Poésie à la fois proche de ses racines et refusant tout argumentaire sur les conventions, telle est la dualité qui se fait chez Couté, l’éternel révolté. Ces quelque 100 poèmes sont une immersion dans un monde révolu en même temps qu’un discours contemporain sur ce l’on pourrait appeler les fléaux intemporels de notre société. Couté fut un très grand et ce livre lui rend un hommage saisissant. D’abord parce qu’il est tel que l’auteur le désirait dans un projet avorté de 1907, ensuite parce que tous les textes ont été rigoureusement revus et corrigés d’après des modifications de la main même de Couté en 1906. Enfin par un avant-propos, une préface et de nombreuses illustrations et facsimilés pour un résultat détonnant.
Couté est mort jeune, malade et fatigué de la vie.
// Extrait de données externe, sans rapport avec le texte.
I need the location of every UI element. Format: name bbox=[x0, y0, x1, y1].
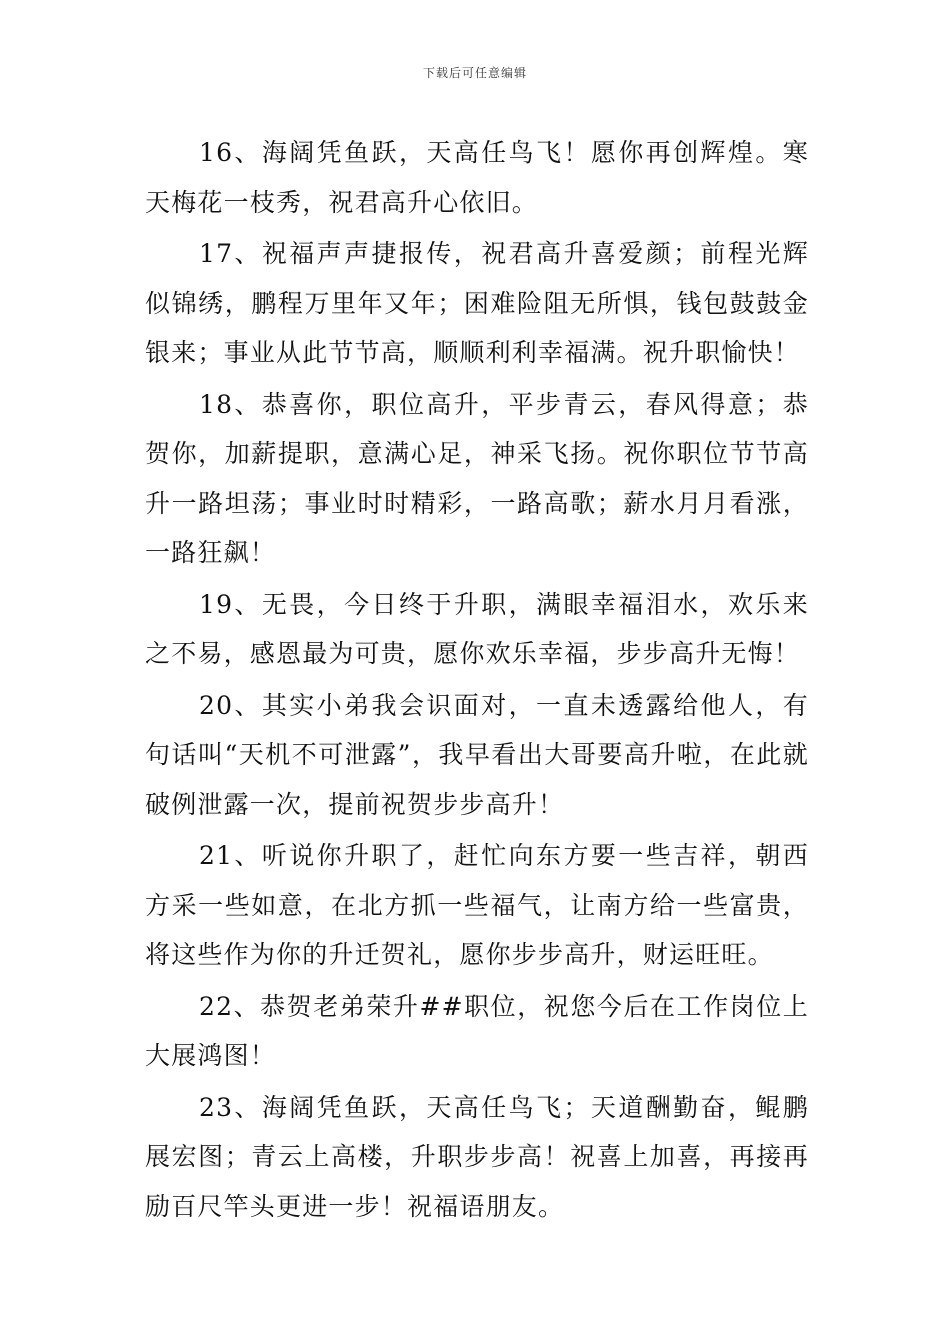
paragraph-19: 19、无畏，今日终于升职，满眼幸福泪水，欢乐来之不易，感恩最为可贵，愿你欢乐幸福，步步高升无悔！ bbox=[145, 589, 809, 668]
paragraph-16: 16、海阔凭鱼跃，天高任鸟飞！愿你再创辉煌。寒天梅花一枝秀，祝君高升心依旧。 bbox=[145, 138, 809, 217]
paragraph-22: 22、恭贺老弟荣升##职位，祝您今后在工作岗位上大展鸿图！ bbox=[145, 991, 809, 1070]
paragraph-21: 21、听说你升职了，赶忙向东方要一些吉祥，朝西方采一些如意，在北方抓一些福气，让南方给一些富贵，将这些作为你的升迁贺礼，愿你步步高升，财运旺旺。 bbox=[145, 841, 809, 969]
paragraph-17: 17、祝福声声捷报传，祝君高升喜爱颜；前程光辉似锦绣，鹏程万里年又年；困难险阻无所惧，钱包鼓鼓金银来；事业从此节节高，顺顺利利幸福满。祝升职愉快！ bbox=[145, 239, 809, 367]
paragraph-20: 20、其实小弟我会识面对，一直未透露给他人，有句话叫“天机不可泄露”，我早看出大哥要高升啦，在此就破例泄露一次，提前祝贺步步高升！ bbox=[145, 690, 809, 819]
paragraph-18: 18、恭喜你，职位高升，平步青云，春风得意；恭贺你，加薪提职，意满心足，神采飞扬。祝你职位节节高升一路坦荡；事业时时精彩，一路高歌；薪水月月看涨，一路狂飙！ bbox=[145, 389, 809, 567]
page-header: 下载后可任意编辑 bbox=[422, 66, 527, 80]
paragraph-23: 23、海阔凭鱼跃，天高任鸟飞；天道酬勤奋，鲲鹏展宏图；青云上高楼，升职步步高！祝喜上加喜，再接再励百尺竿头更进一步！祝福语朋友。 bbox=[145, 1092, 809, 1221]
document-body bbox=[145, 128, 809, 1233]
Un petit musée gratuit lui rend hommage dans sa ville de Meung-sur-Loire, il est à visiter, l’émotion est garantie et la boutique renferme le présent livre que tout fan de Gaston Couté se doit de posséder, il est à lui seul un voyage sublime en compagnie du poète libertaire. Superbe bouquin paru en 2023 aux éditions Wallaba d’Avignon, il vient (déjà) d’être réédité en cette année 2024. Il est un évident coup de cœur qui ne me lâchera plus.